Deepa’s projects are many. The turning point in her life came when the recession of 2009 pushed her out of her job as an assistant manager with an airline company in Mumbai. She soon realised that she had gotten lucky. “Since the rent for the flat was already paid, I had two months to do things slowly—watch movies and plays, read all the books I did not earlier have time for, spend an hour on breakfast instead of gulping it down…” says Deepa, whose formal education was in hospitality management and English.
This downtime started her journey into experimenting with living life on her terms, using only what she had, borrowing or swapping what she needed, making some things for herself, like a dry toilet, and buying things only if these did not work. She travelled to many places including Iran and Nepal, discovering skills within her that helped her earn—as a gardener, teacher, event planner, yoga instructor, travel planner and content writer. At one point, drawn by the smells of Pumpernickel German Bakery in Leh, Deepa offered to work there. She was hired as a “meet and greet person” since the owner wanted someone to converse with the foreign patrons. Moving closer towards minimalism, and zero-waste, she realised that “refuse” had to come before “reduce, reuse, recycle or rot”. “How many pet bottles turned into planters can one have? I believe we have to move towards finding a way to be able to refuse bottled water,” says Deepa.
This lifestyle led her to start a Facebook group called Dariya Dil Dukaan. Almost a decade old, the group encourages its 14,000 members to gift unused items or ask for whatever they need—whether in the form of material things, or a skill, or a service like giving someone a lift to the airport. The other online forums she has started with the help of like-minded people are Zero Waste Lifestyle-India, Buy Nothing Challenge-India, and Piplika (for those interested in slow travel).

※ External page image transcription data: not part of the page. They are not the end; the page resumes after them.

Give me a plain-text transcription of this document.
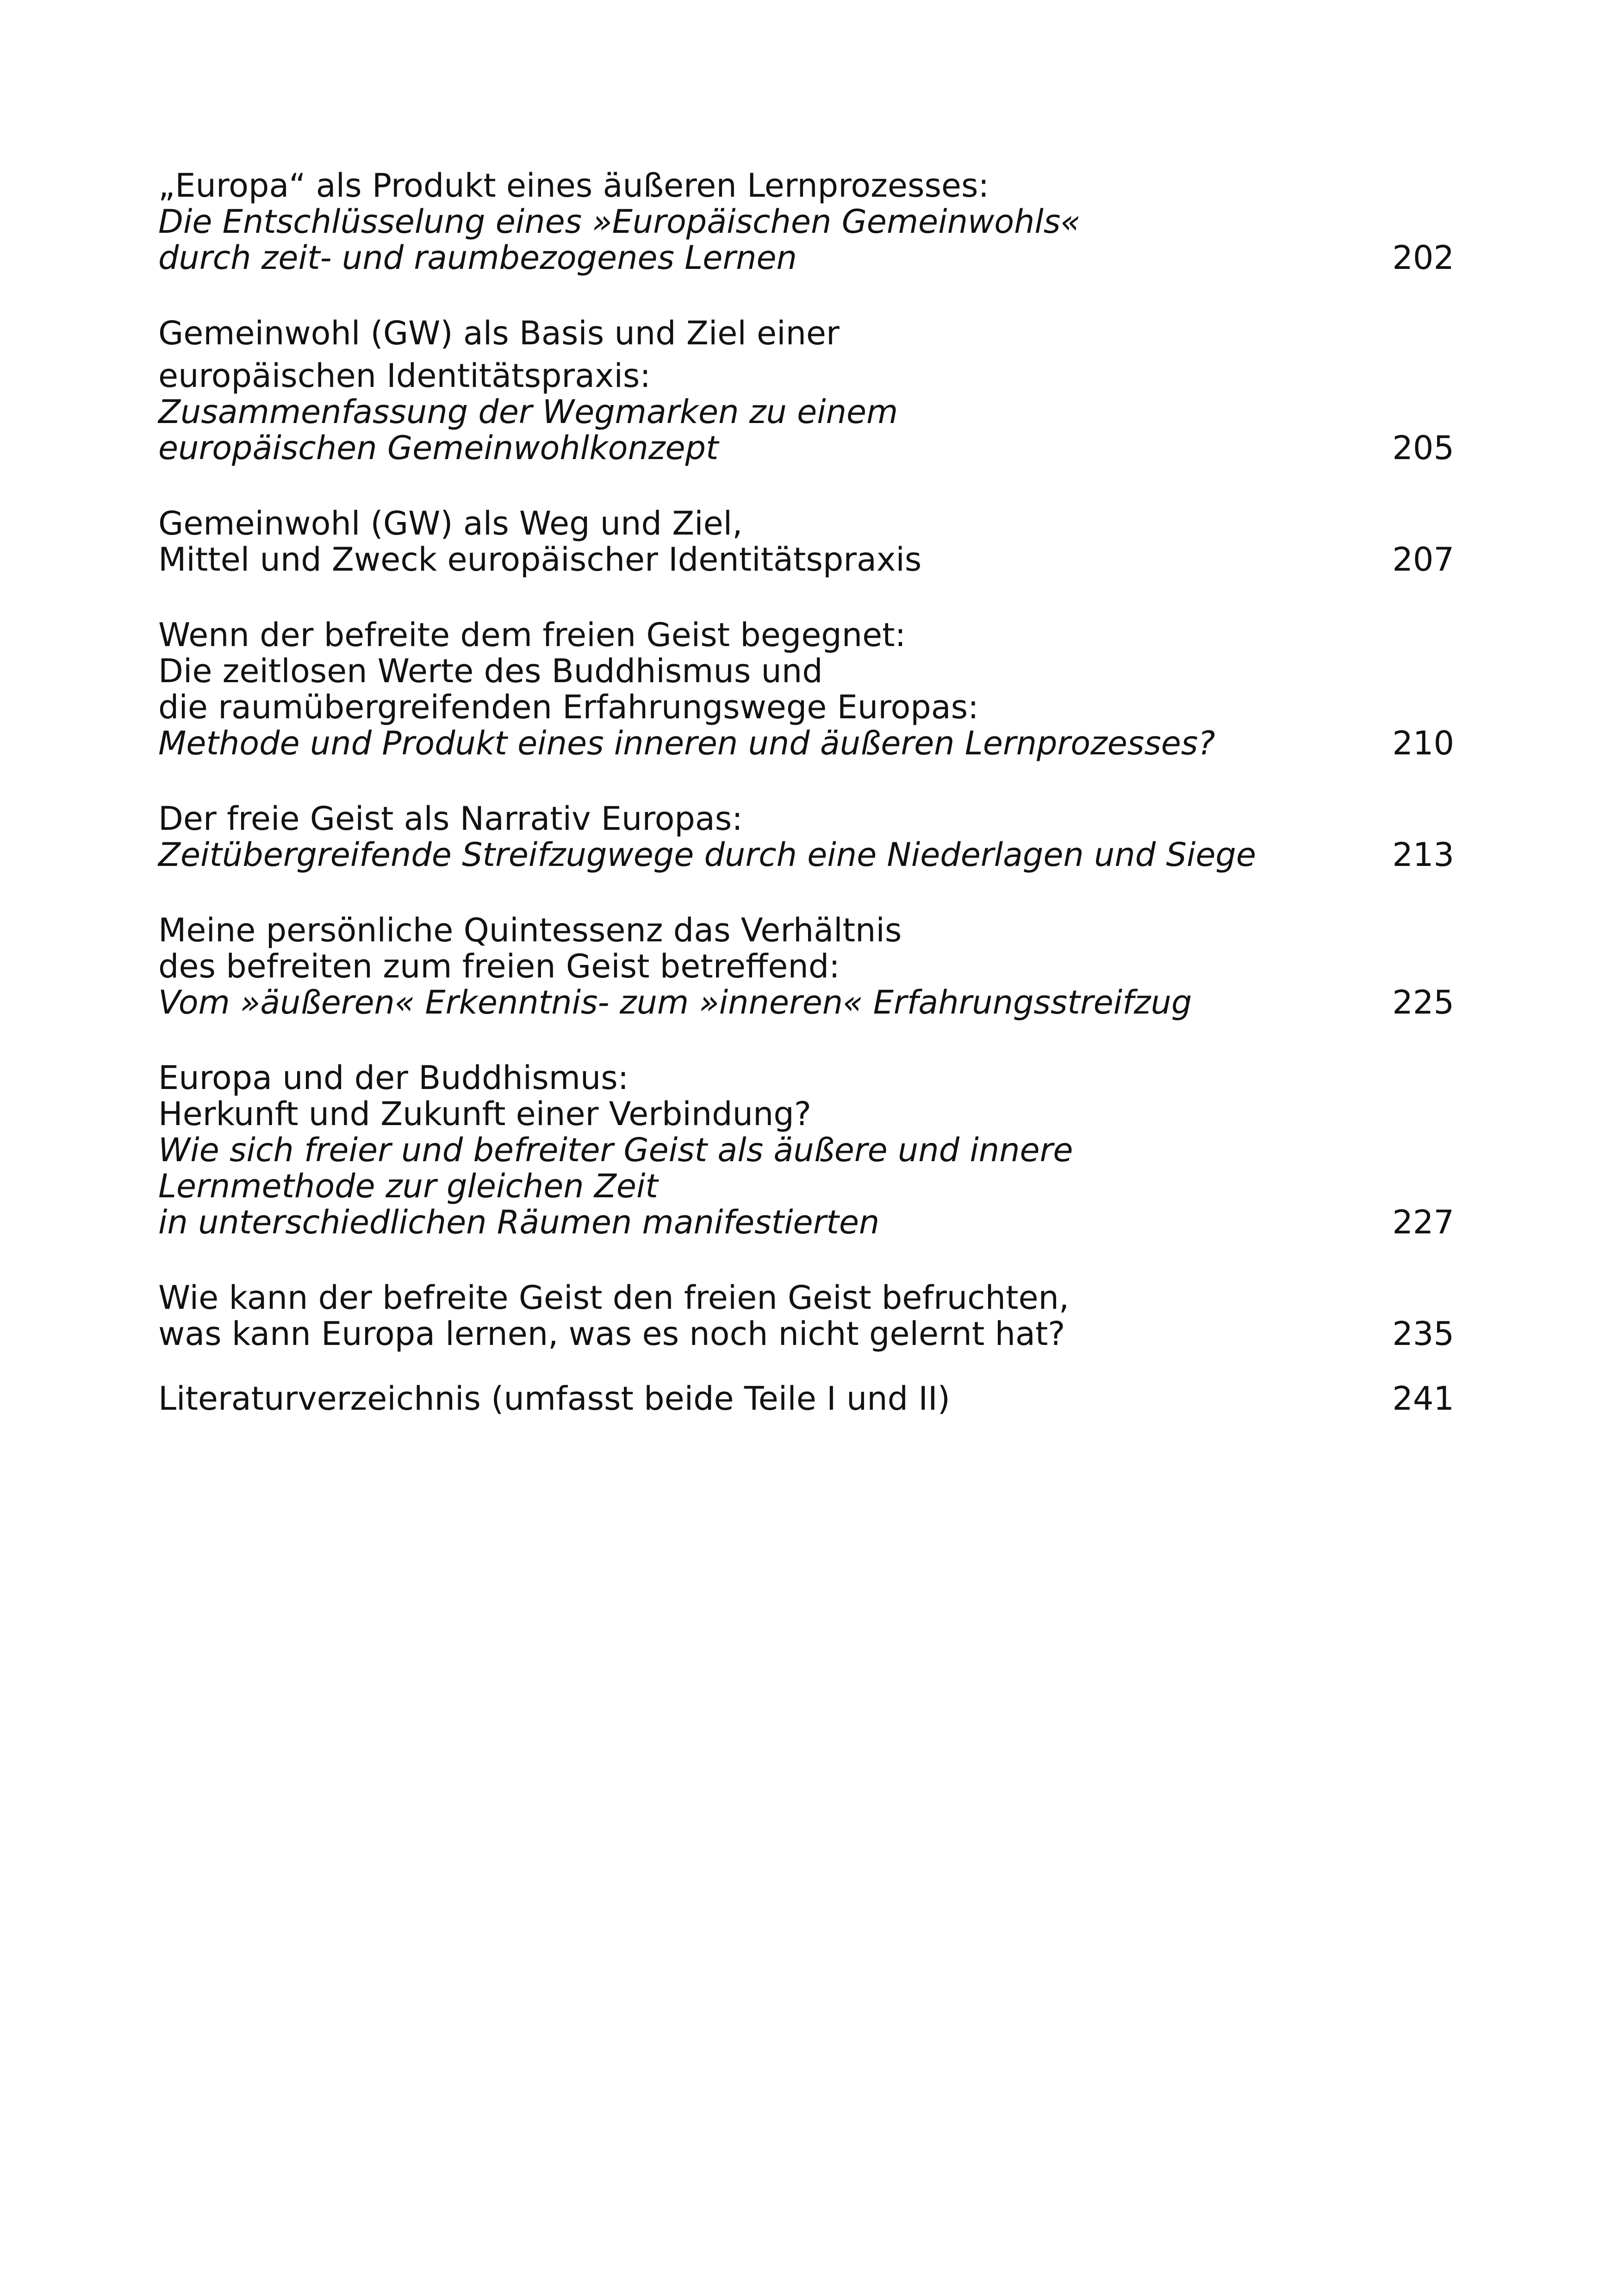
„Europa“ als Produkt eines äußeren Lernprozesses:
Die Entschlüsselung eines »Europäischen Gemeinwohls«
durch zeit- und raumbezogenes Lernen	202
Gemeinwohl (GW) als Basis und Ziel einer
europäischen Identitätspraxis:
Zusammenfassung der Wegmarken zu einem
europäischen Gemeinwohlkonzept	205
Gemeinwohl (GW) als Weg und Ziel,
Mittel und Zweck europäischer Identitätspraxis	207
Wenn der befreite dem freien Geist begegnet:
Die zeitlosen Werte des Buddhismus und
die raumübergreifenden Erfahrungswege Europas:
Methode und Produkt eines inneren und äußeren Lernprozesses?	210
Der freie Geist als Narrativ Europas:
Zeitübergreifende Streifzugwege durch eine Niederlagen und Siege	213
Meine persönliche Quintessenz das Verhältnis
des befreiten zum freien Geist betreffend:
Vom »äußeren« Erkenntnis- zum »inneren« Erfahrungsstreifzug	225
Europa und der Buddhismus:
Herkunft und Zukunft einer Verbindung?
Wie sich freier und befreiter Geist als äußere und innere
Lernmethode zur gleichen Zeit
in unterschiedlichen Räumen manifestierten	227
Wie kann der befreite Geist den freien Geist befruchten,
was kann Europa lernen, was es noch nicht gelernt hat?	235
Literaturverzeichnis (umfasst beide Teile I und II)	241
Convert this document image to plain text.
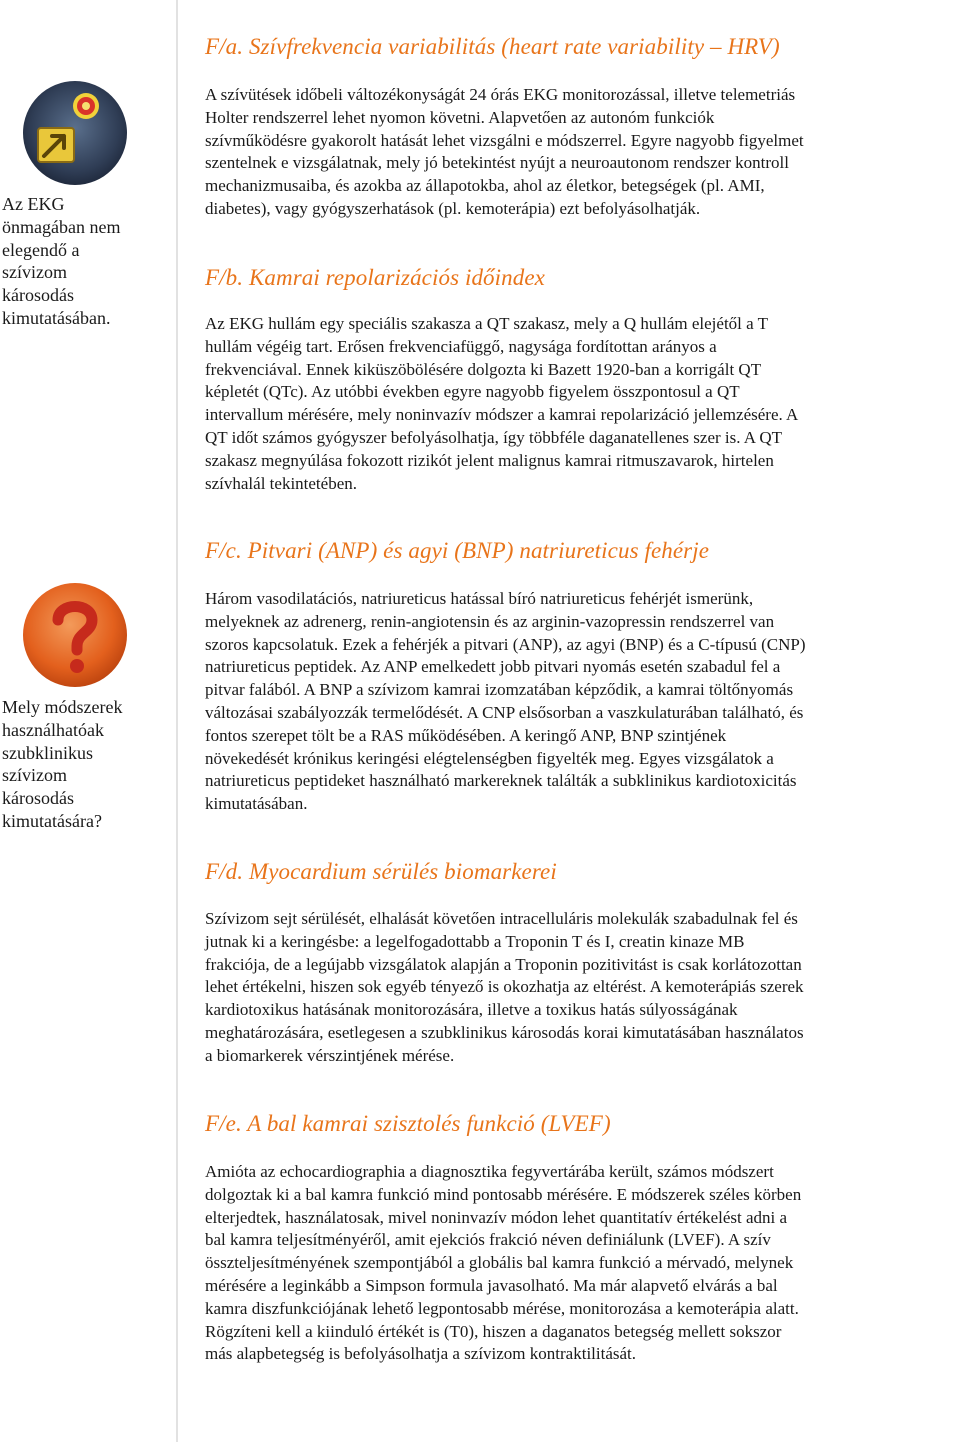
Az EKG
önmagában nem
elegendő a
szívizom
károsodás
kimutatásában.
Mely módszerek
használhatóak
szubklinikus
szívizom
károsodás
kimutatására?
F/a. Szívfrekvencia variabilitás (heart rate variability – HRV)
A szívütések időbeli változékonyságát 24 órás EKG monitorozással, illetve telemetriás
Holter rendszerrel lehet nyomon követni. Alapvetően az autonóm funkciók
szívműködésre gyakorolt hatását lehet vizsgálni e módszerrel. Egyre nagyobb figyelmet
szentelnek e vizsgálatnak, mely jó betekintést nyújt a neuroautonom rendszer kontroll
mechanizmusaiba, és azokba az állapotokba, ahol az életkor, betegségek (pl. AMI,
diabetes), vagy gyógyszerhatások (pl. kemoterápia) ezt befolyásolhatják.
F/b. Kamrai repolarizációs időindex
Az EKG hullám egy speciális szakasza a QT szakasz, mely a Q hullám elejétől a T
hullám végéig tart. Erősen frekvenciafüggő, nagysága fordítottan arányos a
frekvenciával. Ennek kiküszöbölésére dolgozta ki Bazett 1920-ban a korrigált QT
képletét (QTc). Az utóbbi években egyre nagyobb figyelem összpontosul a QT
intervallum mérésére, mely noninvazív módszer a kamrai repolarizáció jellemzésére. A
QT időt számos gyógyszer befolyásolhatja, így többféle daganatellenes szer is. A QT
szakasz megnyúlása fokozott rizikót jelent malignus kamrai ritmuszavarok, hirtelen
szívhalál tekintetében.
F/c. Pitvari (ANP) és agyi (BNP) natriureticus fehérje
Három vasodilatációs, natriureticus hatással bíró natriureticus fehérjét ismerünk,
melyeknek az adrenerg, renin-angiotensin és az arginin-vazopressin rendszerrel van
szoros kapcsolatuk. Ezek a fehérjék a pitvari (ANP), az agyi (BNP) és a C-típusú (CNP)
natriureticus peptidek. Az ANP emelkedett jobb pitvari nyomás esetén szabadul fel a
pitvar falából. A BNP a szívizom kamrai izomzatában képződik, a kamrai töltőnyomás
változásai szabályozzák termelődését. A CNP elsősorban a vaszkulaturában található, és
fontos szerepet tölt be a RAS működésében. A keringő ANP, BNP szintjének
növekedését krónikus keringési elégtelenségben figyelték meg. Egyes vizsgálatok a
natriureticus peptideket használható markereknek találták a subklinikus kardiotoxicitás
kimutatásában.
F/d. Myocardium sérülés biomarkerei
Szívizom sejt sérülését, elhalását követően intracelluláris molekulák szabadulnak fel és
jutnak ki a keringésbe: a legelfogadottabb a Troponin T és I, creatin kinaze MB
frakciója, de a legújabb vizsgálatok alapján a Troponin pozitivitást is csak korlátozottan
lehet értékelni, hiszen sok egyéb tényező is okozhatja az eltérést. A kemoterápiás szerek
kardiotoxikus hatásának monitorozására, illetve a toxikus hatás súlyosságának
meghatározására, esetlegesen a szubklinikus károsodás korai kimutatásában használatos
a biomarkerek vérszintjének mérése.
F/e. A bal kamrai szisztolés funkció (LVEF)
Amióta az echocardiographia a diagnosztika fegyvertárába került, számos módszert
dolgoztak ki a bal kamra funkció mind pontosabb mérésére. E módszerek széles körben
elterjedtek, használatosak, mivel noninvazív módon lehet quantitatív értékelést adni a
bal kamra teljesítményéről, amit ejekciós frakció néven definiálunk (LVEF). A szív
összteljesítményének szempontjából a globális bal kamra funkció a mérvadó, melynek
mérésére a leginkább a Simpson formula javasolható. Ma már alapvető elvárás a bal
kamra diszfunkciójának lehető legpontosabb mérése, monitorozása a kemoterápia alatt.
Rögzíteni kell a kiinduló értékét is (T0), hiszen a daganatos betegség mellett sokszor
más alapbetegség is befolyásolhatja a szívizom kontraktilitását.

As Deepa and her team (volunteers who help with transactions, design, communication and accounting) raise funds for Maitri Money, she continues to explore many questions about money. When asked if it is possible to bank on the goodness of people, she asserts, “I am banking only on that!” Her life experiences, including the few that were toxic, become tips that she shares with clients during her one-on-one consultations on happiness, relationships, creating harmonious spaces, decluttering and many other facets of life.
Deepa’s travel dreams include taking a boat to Sri Lanka and working there to make lodges more ecologically sustainable, living with strangers in Japan, and learning with the shamans of Bwiti in Gabon. Through her ongoing experiment, Deepa hopes to show that people’s lives are transformed when they receive small gifts that they actually need.
A freelance writer and editor, Mala Kumar has earned much goodwill for having written the Rupaiya Paisa series, which can be read for free on Pratham Books Storyweaver.